The most important historical monument in Rastatt is the Residential Palace, the oldest baroque residence on the upper Rhine. Margrave Ludwig Wilhelm von Baden (1655 – 1707) commissioned the Italian architect Domenico Egidio Rossi to erect this baroque complex exactly at the axis between the Alsatian Fort Saint Louis and Margravian castle Ettlingen. The models for Rossi’s creation were the Palace of Louis XIV, the French “sun king” in Versailles and the City Palace of the Viennese nobility.
The margrave family moved into the generously planned but partially still under construction residence in the autumn of 1705. After Ludwig Wilhelm‘s death, his widow, the margravine Sibylla Augusta hired her Bohemian architect Johann Michael Ludwig Rohrer to continue the work on the Palace.
On March 6, 1714, the Rastatt Residential Palace was the focal point of European history: Prince Eugene of Savoy (for the Kaiser) and Marshal Villars (for Louis XIV.) signed the Peace of Rastatt here and together with the peace treaties in Utrecht (1713) and Baden, Switzerland (1714), this ended the War of the Spanish Succession.
After the death of the margravine, her son, margrave Ludwig Georg took over the residence and added décor elements in rococo style.
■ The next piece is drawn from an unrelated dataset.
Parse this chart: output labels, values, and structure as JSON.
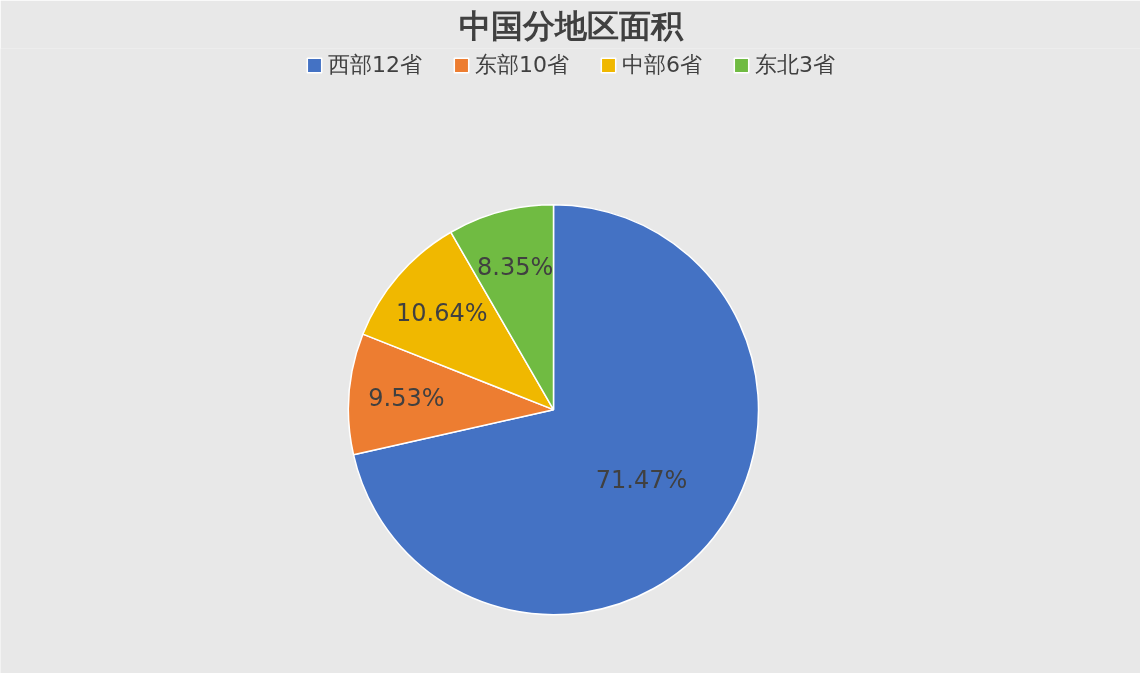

After the extinction of the Baden-Baden male monarchy line in 1771, the margraviate and with it the Residential Palace fell to the margraves of Baden-Durlach. Rastatt was now only a secondary residence.
In the 19th century, the Palace served as a fortress headquarter. Today, you can find memorials for the freedom movements in German history, the Military History Museum and the District Court in parts of the basement of the Corps de Logis and in the wings. In State rooms on the upper floor, the Beletage [the second floor], can be seen in their former grandeur are after extensive renovations. The frescoed ceilings of Italian artists and the magnificent baroque moldings are particular highlights. The ancestral hall, which is taller and larger than the rest of the rooms, is a ceremonial and artistic highlight of the residence. Stucco figures in the fillet of the ceiling depict Turkish prisoners and remind of the victories of the margraves over the Ottoman legions. Paintings along the walls depict the ancestors of the margravian family.
The Rastatt palace complex is being serviced and maintained by the state of Baden-Württemberg at great cost.
Children discover Rastatt:
Every period has its own architectural style. Many of the buildings in Rastatt were built in the “baroque period”. That was the era around 1700, more than 300 years ago. The ruling princes and the church as well displayed their wealth and power with these. The Rastatt Residential Palace with its more than 300 rooms is the largest and most beautiful building in the city.
The symbol of the city, the “Golden Man” can be seen on its roof. This gilded statue of the Roman god Jupiter flings a bundle of lightning bolts in the direction of the enemies with his right hand.
From up there, Ludwig the town mouse and his friends Siri and Bonnie, the palace mice Matteo and Lennox, the tower hawks as well as Maello, the commander of the mouse fire brigade and Manolo, the Spanish jumping mouse have the best view of what goes on in Rastatt.
The residents of Rastatt are very proud of their Palace in the middle of the city and you can visit the staterooms and two other museums here. Exhibitions of the memorials for the freedom movements in Germany and the Military History Museum here are unique in Germany.
Do you want to dress up as a prince or princess? Come with your school class or with your friends and spend a few hours in a different era! Imagine this: you can even get married in the Palace. The palace mice will be especially happy to see so many guests.